• hatırı sayılır bir süredir elemanı olduğum küme. geçmişte (bence) bolca porno izledim, muhtemelen gelecekte de izleyeceğim, ama ciddi bir süredir izlemiyorum. bunun övünülecek veya utanılacak bir tarafı yok, dolayısıyla entry’nin konusu “porno izlemeyen erkeği sonunda buldunuz qızlar! ballı gül dökün yollarıma!" değil. porno izlemeyi “neden/nasıl” bıraktığım da entry’nin konusu değil, zira sebebi fazla içsel, sözcüklere dökebilecek kadar yazım kabiliyetim olmayabilir. sadece problemin bir noktasını cevaplamaya çalışacağım. bunu yaparken "eril dil" kullanacağım ama mevzu cinsiyet/cinsel yönelim'den bağımsız.

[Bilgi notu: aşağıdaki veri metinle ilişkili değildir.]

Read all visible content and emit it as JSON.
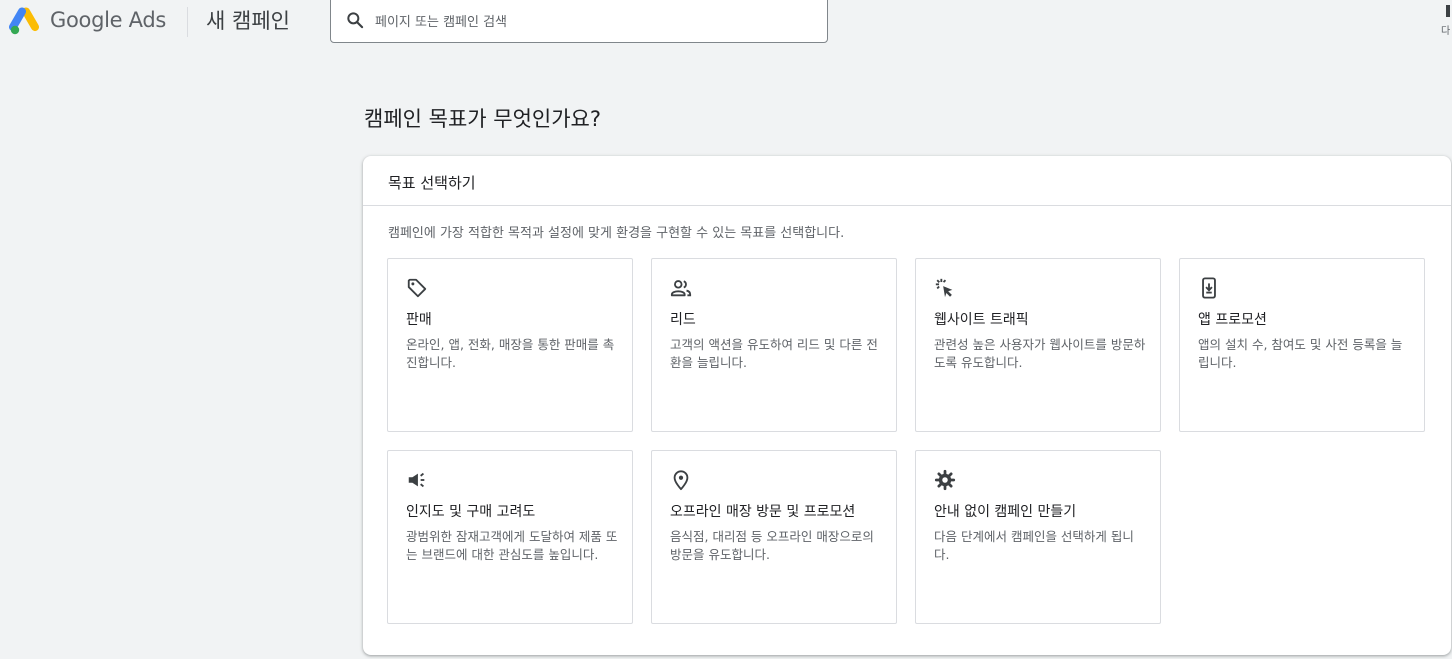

    hani dedim ya “(bence) bolca porno izledim” diye, peki ne kadar porno izlemiş olabilirim ki? acaba izlediğim yıllarda hiç porno bağımlısı oldum mu? gereğinden fazla vakit harcadım mı? gerekli vakit ne kadar? vakit gerekli mi? belki de çevremdeki herkes kaç saat steam’de oyun oynadığını deklare eder gibi kaç saat porno izlediğini yayınlasaydı (bu bir tabu olmasaydı) en az izleyen kişi ben çıkacaktım? belki de insanların ortalama porno izleme süresinin public oluşu, herkesin izleme süresini etkileyecekti?

    okuduğum kaynaklar genelde “porno bağımlısı olma eşiği”nin haftada 11-12 saat izlemekle başladığını söylüyor. bu tek başına bir ölçütse ben herhalde hiçbir zaman bağımlı olmadım. yine de porno izlerken (özellikle son dönemlerinde) gereksiz zaman harcadığım hissiyatına kapılıyordum. bu öyle “mastürbasyon sonrası gelen pişmanlık hissi” gibi bir şey değil, daha ziyade bir türk dizisinin bir bölümünü izleyip hayattan soğumak gibi. ortada çok uzun süren berbat bir oyunculuk var ve bittiğinde “izlemeseydim de olurdu” diyorsunuz. işin ilginci, yine de izlerken zevk verebiliyor, hiçbir şey hatırlamasanız da. (100 yıl sonrasına not: aslında türk dizileri izlerken de zevk vermiyor, porno izlemediğini söyleyen bir adam şu anda porno izlemeyi türk dizisi izlemeye tercih ettiğini söylüyor, düşünün ne halde sektör…)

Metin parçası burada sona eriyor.